Sempre rimanendo in Sudamerica, il movimento sindacale colombiano del settore alimentare Sinaltrainal ha denunciato casi di sequestri, torture, minacce e, soprattutto, le morti di 11 tra lavoratori e leader sindacali, per le quali si ritiene responsabile la Coca Cola company, spalleggiata dagli squadroni della morte paramilitari. La colpa della Sinaltrainal è quella di esigere condizioni lavorative e salariali degne per i lavoratori impiegati da multinazionale nordamericana.

Tornando alla Bolivia, la data scelta per l’estrazione ufficiale del cartellino rosso da sventolare in faccia alla multinazionale americana ha un che di mistico: 21 dicembre 2012. Vi dice niente? Forza, il giorno in cui tutto sarà  compiuto, i mari copriranno la terra, una meteorite impatterà  sul nostro pianeta, la superficie terrestre si ghiaccerà , o qualcosa di simile, perchè così hanno lasciato detto i Maya. La data non è stata scelta a caso: “il 21 dicembre 2012 sarà  la fine dell’egoismo, della divisione. Quel giorno segnerà  anche la fine della Coca Cola e l’inizio di una cultura della vita” ha detto in un discorso pubblico Choquehuanca, ispirandosi alla filosofia Maya (che in Bolivia non hanno mai messo piede).
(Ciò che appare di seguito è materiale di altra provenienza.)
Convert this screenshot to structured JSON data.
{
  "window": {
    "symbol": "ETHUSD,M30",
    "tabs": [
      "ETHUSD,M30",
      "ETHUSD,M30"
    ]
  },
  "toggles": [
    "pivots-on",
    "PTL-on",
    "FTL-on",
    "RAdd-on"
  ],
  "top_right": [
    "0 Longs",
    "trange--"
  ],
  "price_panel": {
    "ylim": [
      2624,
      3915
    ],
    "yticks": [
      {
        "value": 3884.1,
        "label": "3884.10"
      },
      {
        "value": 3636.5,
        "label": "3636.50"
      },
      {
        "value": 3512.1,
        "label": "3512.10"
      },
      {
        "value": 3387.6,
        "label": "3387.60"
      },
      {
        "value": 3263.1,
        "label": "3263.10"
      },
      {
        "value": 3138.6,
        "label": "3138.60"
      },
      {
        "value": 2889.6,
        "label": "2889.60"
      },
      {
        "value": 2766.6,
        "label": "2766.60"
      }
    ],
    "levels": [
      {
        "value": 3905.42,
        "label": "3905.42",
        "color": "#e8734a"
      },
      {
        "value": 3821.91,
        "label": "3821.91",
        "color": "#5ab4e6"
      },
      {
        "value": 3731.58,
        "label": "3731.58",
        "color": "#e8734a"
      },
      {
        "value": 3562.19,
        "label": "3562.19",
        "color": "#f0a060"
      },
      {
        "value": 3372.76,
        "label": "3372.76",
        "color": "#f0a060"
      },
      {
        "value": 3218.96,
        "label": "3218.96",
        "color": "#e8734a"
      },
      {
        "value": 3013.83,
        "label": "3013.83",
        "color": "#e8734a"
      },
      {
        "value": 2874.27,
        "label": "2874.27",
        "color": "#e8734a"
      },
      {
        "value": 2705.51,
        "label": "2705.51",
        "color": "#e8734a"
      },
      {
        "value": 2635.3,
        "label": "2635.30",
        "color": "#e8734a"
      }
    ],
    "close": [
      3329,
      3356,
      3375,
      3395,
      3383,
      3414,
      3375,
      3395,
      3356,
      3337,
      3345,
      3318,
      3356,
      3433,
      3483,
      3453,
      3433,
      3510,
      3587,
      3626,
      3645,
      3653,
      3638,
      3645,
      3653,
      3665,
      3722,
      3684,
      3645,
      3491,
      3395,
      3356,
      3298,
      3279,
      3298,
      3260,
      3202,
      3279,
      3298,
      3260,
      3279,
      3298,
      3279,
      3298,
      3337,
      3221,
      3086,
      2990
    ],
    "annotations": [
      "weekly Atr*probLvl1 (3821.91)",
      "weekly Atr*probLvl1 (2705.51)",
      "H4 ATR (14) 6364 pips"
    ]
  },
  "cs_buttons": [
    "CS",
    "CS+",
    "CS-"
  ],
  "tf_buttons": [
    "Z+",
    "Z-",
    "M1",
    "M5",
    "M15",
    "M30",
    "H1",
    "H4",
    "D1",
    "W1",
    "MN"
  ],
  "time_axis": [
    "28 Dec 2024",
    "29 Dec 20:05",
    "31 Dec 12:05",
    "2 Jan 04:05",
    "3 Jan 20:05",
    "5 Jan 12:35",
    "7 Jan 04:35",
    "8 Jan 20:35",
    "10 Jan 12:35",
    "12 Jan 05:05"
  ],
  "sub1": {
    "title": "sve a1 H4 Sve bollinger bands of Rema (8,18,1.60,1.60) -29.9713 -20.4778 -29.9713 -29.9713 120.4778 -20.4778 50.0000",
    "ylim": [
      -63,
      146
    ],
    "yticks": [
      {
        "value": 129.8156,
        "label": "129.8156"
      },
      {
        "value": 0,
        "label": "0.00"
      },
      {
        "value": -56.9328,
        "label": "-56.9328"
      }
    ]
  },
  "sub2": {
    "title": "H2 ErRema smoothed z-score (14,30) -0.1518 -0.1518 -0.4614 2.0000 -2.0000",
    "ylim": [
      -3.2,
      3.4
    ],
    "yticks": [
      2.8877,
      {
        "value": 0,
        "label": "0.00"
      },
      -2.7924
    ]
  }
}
A ben vedere, quello di Choquehuanca sembra più uno spot propagandistico, di difficile attuazione pratica (e di fatti sono già  arrivate le prime smentite) in difesa dei valori tradizionali locali. Tuttavia, sono tempi duri per i simboli del potere economico statunitense. La messa al bando della Coca Cola (vera o di facciata che sia) accompagna la decisione, altrettanto clamorosa, della multinazionale McDonald’s di ritirarsi dal mercato boliviano. In questo caso non si tratta di un’ imposizione di governo, bensì di una scelta autonoma del colosso americano, che ha visto crollare i propri margini di vendita sull’altipiano andino. Il tamal de pollo ha sconfitto il Big Mac. “Non siamo riusciti ad imporre il nostro marchio tra le abitudini alimentari del popolo boliviano” lamentano i vertici dell’azienda. E questo nonostante alcune strategie commerciali di penetrazione nel mercato locale, come l’introduzione della llajwa, una salsa tipica della cucina boliviana.

Si tratta del primo caso al mondo in cui McDonald’s si vede costretta a chiudere i battenti per via dei propri conti in rosso.